I have NFS shared among 30 cluster nodes. The nodes are Debian 5 and 6. The NFS server is OpenSolaris 2009. We have good hardware and a 20Gbit Infiniband network.
On the cluster nodes, fs operations are snappy but not when it comes to:
- Mutt
- Sqlite3
- An R lib. E.g.
Rscript <(echo "library(GOstats)")
They all get stuck for a few minutes after the following system calls:
fcntl(3, F_SETLK, {type=F_WRLCK, whence=SEEK_SET, start=1073741824, len=1}
orfcntl(3, F_SETLK, {type=F_RDLCK, whence=SEEK_SET, start=1073741824, len=1}
What could be the cause? How to diagnose and fix?
Would switching the NFS server to OpenIndiana oi_148 fix?

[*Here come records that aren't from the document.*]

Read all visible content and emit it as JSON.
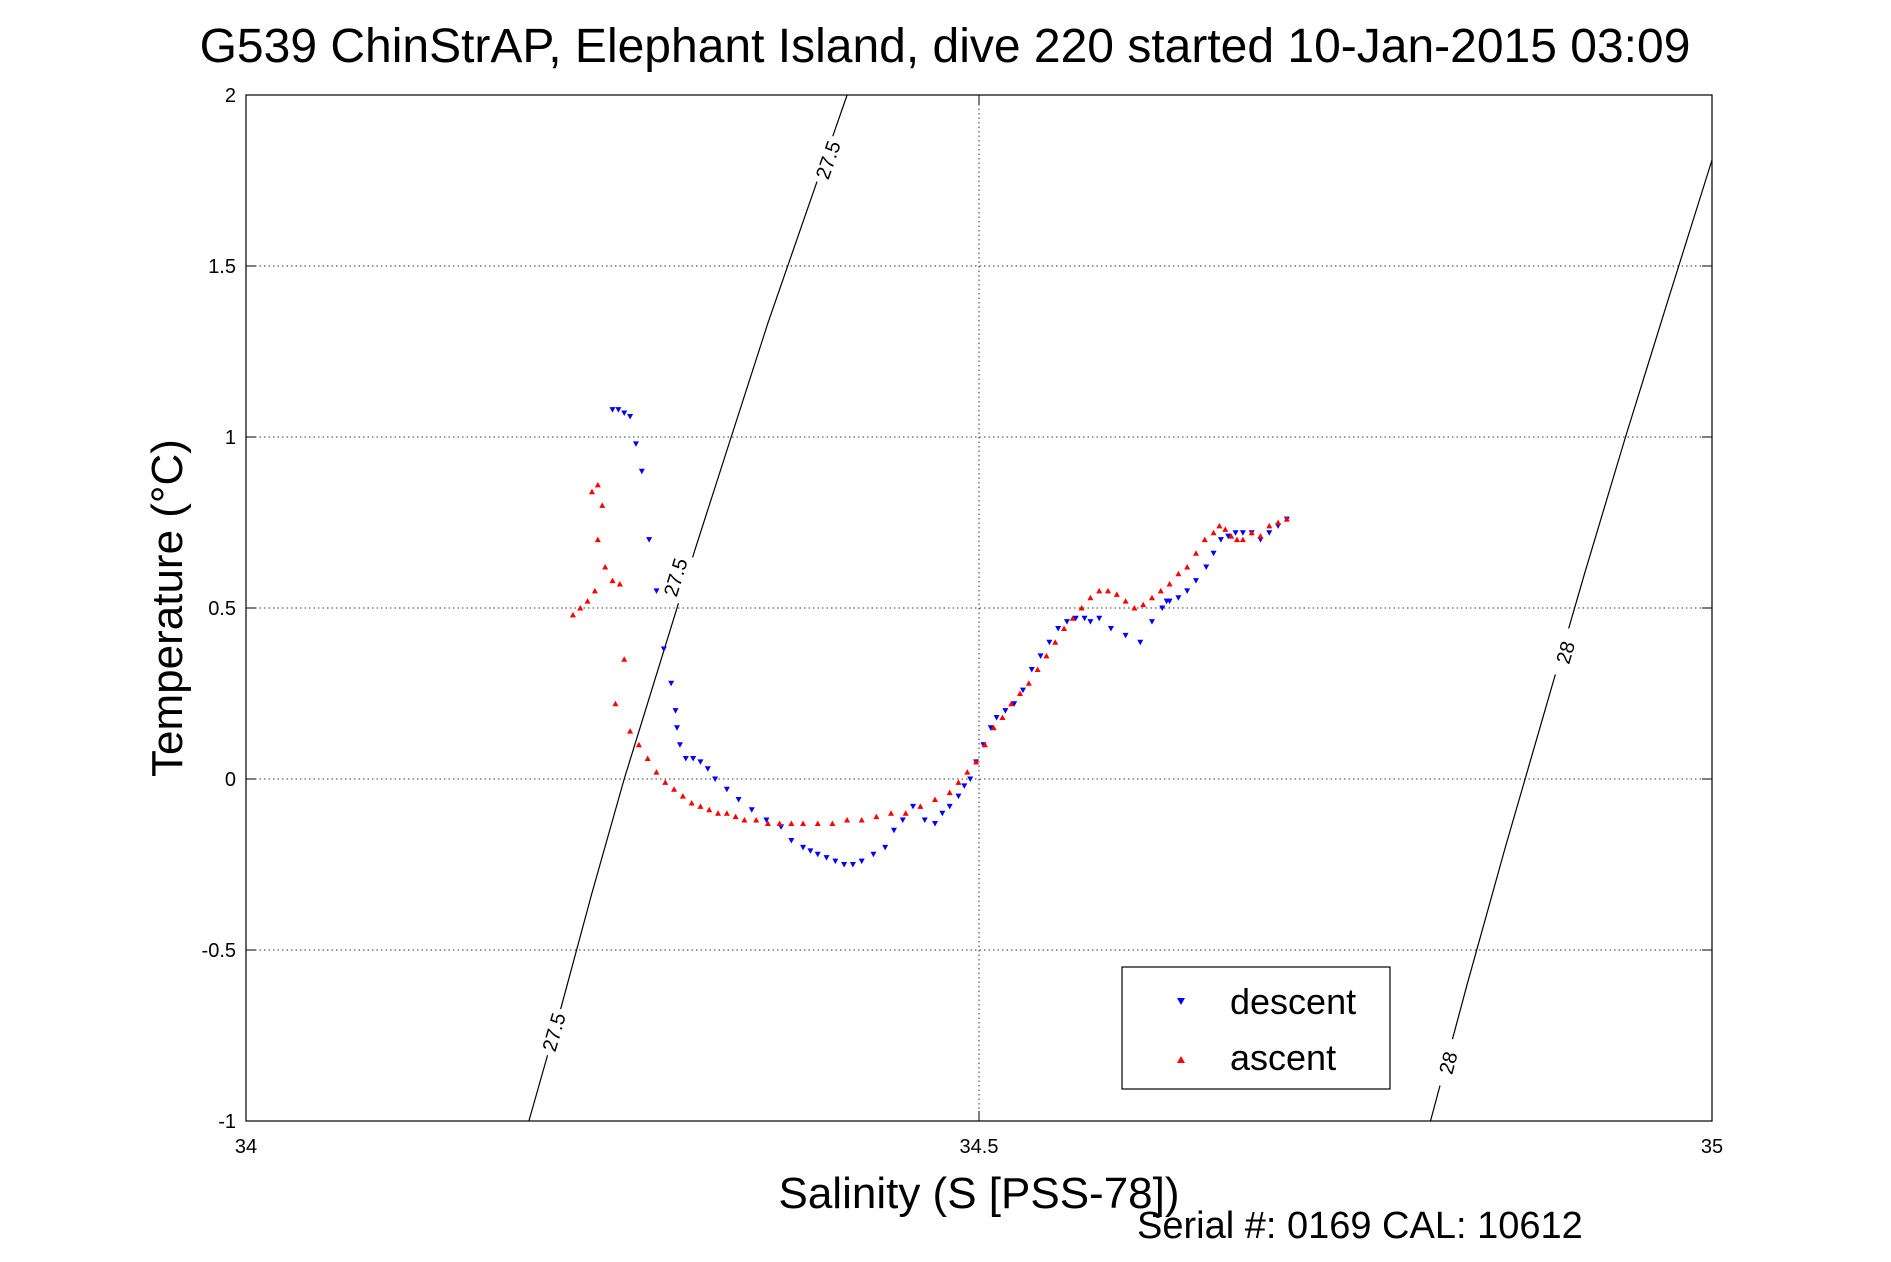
{
  "chart_data": {
    "type": "scatter",
    "title": "G539 ChinStrAP, Elephant Island, dive 220 started 10-Jan-2015 03:09",
    "xlabel": "Salinity (S [PSS-78])",
    "ylabel": "Temperature (°C)",
    "xlim": [
      34,
      35
    ],
    "ylim": [
      -1,
      2
    ],
    "xticks": [
      "34",
      "34.5",
      "35"
    ],
    "yticks": [
      "-1",
      "-0.5",
      "0",
      "0.5",
      "1",
      "1.5",
      "2"
    ],
    "grid": true,
    "legend_position": "bottom-right",
    "annotation": "Serial #: 0169 CAL: 10612",
    "series": [
      {
        "name": "descent",
        "color": "#0000ff",
        "marker": "triangle-down",
        "x": [
          34.25,
          34.254,
          34.258,
          34.262,
          34.266,
          34.27,
          34.275,
          34.28,
          34.285,
          34.29,
          34.293,
          34.294,
          34.296,
          34.3,
          34.305,
          34.31,
          34.315,
          34.32,
          34.328,
          34.336,
          34.345,
          34.355,
          34.365,
          34.372,
          34.38,
          34.385,
          34.39,
          34.396,
          34.402,
          34.408,
          34.414,
          34.42,
          34.428,
          34.436,
          34.442,
          34.448,
          34.455,
          34.463,
          34.47,
          34.475,
          34.48,
          34.486,
          34.49,
          34.494,
          34.498,
          34.503,
          34.508,
          34.512,
          34.518,
          34.524,
          34.53,
          34.536,
          34.542,
          34.548,
          34.554,
          34.56,
          34.566,
          34.572,
          34.576,
          34.582,
          34.59,
          34.6,
          34.61,
          34.618,
          34.625,
          34.628,
          34.63,
          34.636,
          34.642,
          34.648,
          34.655,
          34.66,
          34.665,
          34.67,
          34.675,
          34.68,
          34.686,
          34.692,
          34.698,
          34.704,
          34.71
        ],
        "y": [
          1.08,
          1.08,
          1.07,
          1.06,
          0.98,
          0.9,
          0.7,
          0.55,
          0.38,
          0.28,
          0.2,
          0.15,
          0.1,
          0.06,
          0.06,
          0.05,
          0.03,
          0.0,
          -0.03,
          -0.06,
          -0.09,
          -0.12,
          -0.14,
          -0.18,
          -0.2,
          -0.21,
          -0.22,
          -0.23,
          -0.24,
          -0.25,
          -0.25,
          -0.24,
          -0.22,
          -0.2,
          -0.15,
          -0.12,
          -0.08,
          -0.12,
          -0.13,
          -0.1,
          -0.08,
          -0.05,
          -0.02,
          0.0,
          0.05,
          0.1,
          0.15,
          0.18,
          0.2,
          0.22,
          0.26,
          0.32,
          0.36,
          0.4,
          0.44,
          0.46,
          0.47,
          0.47,
          0.46,
          0.47,
          0.44,
          0.42,
          0.4,
          0.46,
          0.5,
          0.52,
          0.52,
          0.53,
          0.55,
          0.58,
          0.62,
          0.66,
          0.7,
          0.71,
          0.72,
          0.72,
          0.72,
          0.7,
          0.72,
          0.74,
          0.76
        ]
      },
      {
        "name": "ascent",
        "color": "#ff0000",
        "marker": "triangle-up",
        "x": [
          34.223,
          34.228,
          34.233,
          34.238,
          34.243,
          34.24,
          34.236,
          34.24,
          34.245,
          34.25,
          34.255,
          34.258,
          34.252,
          34.262,
          34.268,
          34.274,
          34.28,
          34.286,
          34.292,
          34.298,
          34.304,
          34.31,
          34.316,
          34.322,
          34.328,
          34.334,
          34.34,
          34.348,
          34.356,
          34.364,
          34.372,
          34.38,
          34.39,
          34.4,
          34.41,
          34.42,
          34.43,
          34.44,
          34.45,
          34.46,
          34.47,
          34.48,
          34.486,
          34.492,
          34.498,
          34.504,
          34.51,
          34.516,
          34.522,
          34.528,
          34.534,
          34.54,
          34.546,
          34.552,
          34.558,
          34.564,
          34.57,
          34.576,
          34.582,
          34.588,
          34.594,
          34.6,
          34.606,
          34.612,
          34.618,
          34.624,
          34.63,
          34.636,
          34.642,
          34.648,
          34.654,
          34.66,
          34.664,
          34.668,
          34.672,
          34.676,
          34.68,
          34.686,
          34.692,
          34.698,
          34.704,
          34.71
        ],
        "y": [
          0.48,
          0.5,
          0.52,
          0.55,
          0.8,
          0.86,
          0.84,
          0.7,
          0.62,
          0.58,
          0.57,
          0.35,
          0.22,
          0.14,
          0.1,
          0.06,
          0.02,
          -0.01,
          -0.03,
          -0.05,
          -0.07,
          -0.08,
          -0.09,
          -0.1,
          -0.1,
          -0.11,
          -0.12,
          -0.12,
          -0.13,
          -0.13,
          -0.13,
          -0.13,
          -0.13,
          -0.13,
          -0.12,
          -0.12,
          -0.11,
          -0.1,
          -0.1,
          -0.08,
          -0.06,
          -0.04,
          -0.01,
          0.02,
          0.05,
          0.1,
          0.15,
          0.18,
          0.22,
          0.25,
          0.28,
          0.32,
          0.36,
          0.4,
          0.44,
          0.47,
          0.5,
          0.53,
          0.55,
          0.55,
          0.54,
          0.52,
          0.5,
          0.51,
          0.53,
          0.55,
          0.57,
          0.6,
          0.62,
          0.66,
          0.7,
          0.72,
          0.74,
          0.73,
          0.71,
          0.7,
          0.7,
          0.72,
          0.71,
          0.74,
          0.75,
          0.76
        ]
      }
    ],
    "isopycnals": [
      {
        "label": "27.5",
        "x": [
          34.193,
          34.215,
          34.236,
          34.258,
          34.282,
          34.306,
          34.331,
          34.356,
          34.383,
          34.41
        ],
        "y": [
          -1,
          -0.667,
          -0.333,
          0,
          0.333,
          0.667,
          1,
          1.333,
          1.667,
          2
        ],
        "labels_at": [
          {
            "x": 34.21,
            "y": -0.74
          },
          {
            "x": 34.293,
            "y": 0.59
          },
          {
            "x": 34.397,
            "y": 1.81
          }
        ]
      },
      {
        "label": "28",
        "x": [
          34.808,
          34.833,
          34.859,
          34.886,
          34.913,
          34.941,
          34.97,
          35.0
        ],
        "y": [
          -1,
          -0.6,
          -0.2,
          0.2,
          0.6,
          1.0,
          1.4,
          1.81
        ],
        "labels_at": [
          {
            "x": 34.82,
            "y": -0.83
          },
          {
            "x": 34.9,
            "y": 0.37
          }
        ]
      }
    ]
  }
}
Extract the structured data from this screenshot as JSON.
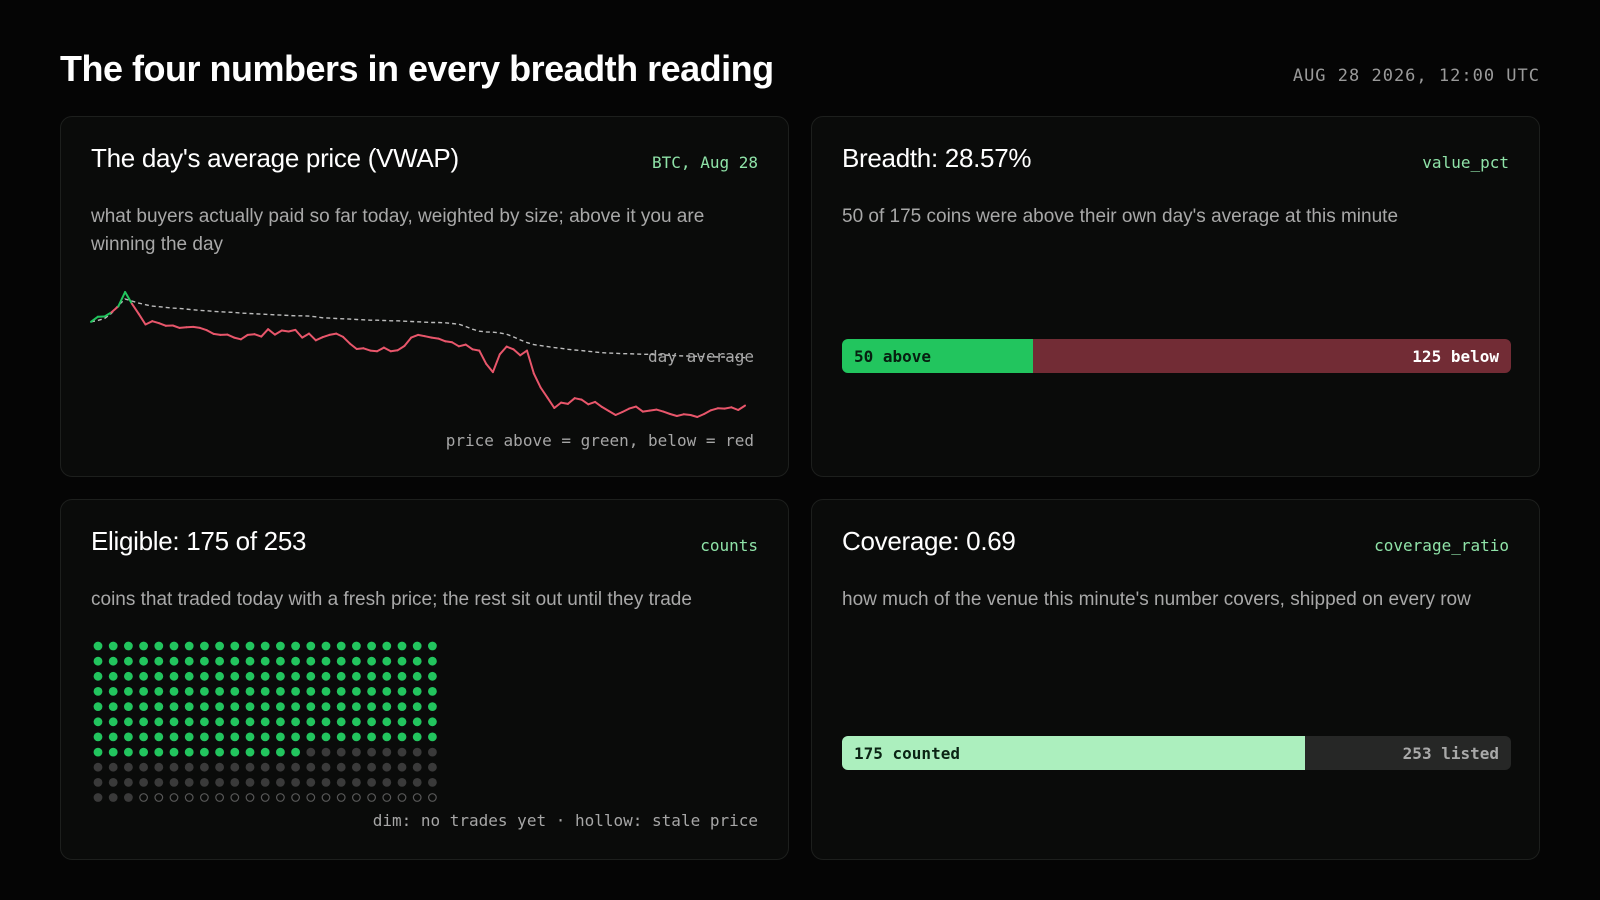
{
  "header": {
    "title": "The four numbers in every breadth reading",
    "timestamp": "AUG 28 2026, 12:00 UTC"
  },
  "colors": {
    "above": "#22c55e",
    "below": "#e8566b",
    "below_bar": "#722c35",
    "accent_tag": "#8fe3a8",
    "coverage_fill": "#acefbe",
    "dim_dot": "#3a3a3a"
  },
  "cards": {
    "vwap": {
      "title": "The day's average price (VWAP)",
      "tag": "BTC, Aug 28",
      "description": "what buyers actually paid so far today, weighted by size; above it you are winning the day",
      "line_label": "day average",
      "note": "price above = green, below = red"
    },
    "breadth": {
      "title": "Breadth: 28.57%",
      "tag": "value_pct",
      "description": "50 of 175 coins were above their own day's average at this minute",
      "above_label": "50 above",
      "below_label": "125 below"
    },
    "eligible": {
      "title": "Eligible: 175 of 253",
      "tag": "counts",
      "description": "coins that traded today with a fresh price; the rest sit out until they trade",
      "note": "dim: no trades yet · hollow: stale price"
    },
    "coverage": {
      "title": "Coverage: 0.69",
      "tag": "coverage_ratio",
      "description": "how much of the venue this minute's number covers, shipped on every row",
      "counted_label": "175 counted",
      "listed_label": "253 listed"
    }
  },
  "chart_data": [
    {
      "type": "line",
      "series": [
        {
          "values": [
            100,
            101.5,
            101.6,
            102.8,
            104.6,
            108.9,
            105.4,
            102.4,
            99.2,
            100.2,
            99.6,
            98.8,
            98.9,
            98.2,
            98.4,
            98.5,
            98.2,
            97.5,
            96.4,
            96.1,
            96.2,
            95.3,
            94.8,
            96.1,
            96.3,
            95.6,
            97.8,
            96.2,
            97.4,
            97.1,
            97.6,
            95.3,
            96.5,
            94.5,
            95.4,
            96.1,
            96.5,
            95.5,
            93.5,
            91.9,
            92.1,
            91.4,
            91.2,
            92.3,
            91.2,
            91.5,
            92.8,
            95.3,
            96.1,
            95.7,
            95.3,
            95.0,
            94.2,
            93.9,
            92.7,
            93.2,
            91.8,
            91.4,
            87.5,
            85.0,
            90.3,
            92.6,
            91.8,
            90.0,
            91.4,
            84.6,
            80.4,
            77.4,
            74.3,
            75.9,
            75.5,
            77.2,
            76.8,
            75.4,
            76.1,
            74.6,
            73.4,
            72.2,
            73.1,
            74.1,
            74.7,
            73.2,
            73.5,
            73.8,
            73.2,
            72.5,
            71.9,
            72.4,
            72.2,
            71.6,
            72.5,
            73.6,
            74.2,
            74.1,
            74.5,
            73.7,
            75.0
          ]
        },
        {
          "name": "day average",
          "values": [
            100,
            100.4,
            101.0,
            102.5,
            104.9,
            106.8,
            106.2,
            105.6,
            105.1,
            104.7,
            104.5,
            104.3,
            104.1,
            104.0,
            103.8,
            103.6,
            103.4,
            103.3,
            103.1,
            103.0,
            102.9,
            102.8,
            102.6,
            102.5,
            102.4,
            102.3,
            102.2,
            102.1,
            102.0,
            101.9,
            101.8,
            101.8,
            101.7,
            101.5,
            101.2,
            101.1,
            101.0,
            100.9,
            100.8,
            100.7,
            100.6,
            100.5,
            100.5,
            100.4,
            100.3,
            100.3,
            100.2,
            100.1,
            100.0,
            99.9,
            99.8,
            99.8,
            99.7,
            99.5,
            99.3,
            98.6,
            97.8,
            97.2,
            97.0,
            96.9,
            96.7,
            96.3,
            95.5,
            94.6,
            93.8,
            93.2,
            92.9,
            92.6,
            92.3,
            92.1,
            91.8,
            91.6,
            91.4,
            91.2,
            91.0,
            90.8,
            90.7,
            90.6,
            90.5,
            90.5,
            90.4,
            90.3,
            90.3,
            90.2,
            90.1,
            90.0,
            89.9,
            89.8,
            89.8,
            89.7,
            89.6,
            89.6,
            89.5,
            89.5,
            89.4,
            89.4,
            89.3
          ]
        }
      ],
      "color_rule": "price above = green, below = red"
    },
    {
      "type": "bar",
      "orientation": "horizontal-stacked",
      "categories": [
        "above",
        "below"
      ],
      "values": [
        50,
        125
      ],
      "total": 175
    },
    {
      "type": "dot-grid",
      "columns": 23,
      "rows": 11,
      "total": 253,
      "eligible": 175,
      "no_trades": 58,
      "stale": 20
    },
    {
      "type": "bar",
      "orientation": "horizontal-stacked",
      "categories": [
        "counted",
        "listed"
      ],
      "values": [
        175,
        253
      ],
      "ratio": 0.69
    }
  ]
}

Those system calls acquire a lock on a file. Perhaps another process currently has a lock and your stuck processes are waiting for that lock to be released. There are some troubleshooting tips (for an older version of Solaris, but they may still be helpful) in chapter 11 of O'Reilly's Managing NFS and NIS, 2nd Edition.
See if the NFS lock service is running on the server.
Upgraded to latest OpenIndiana. The problem disappeared.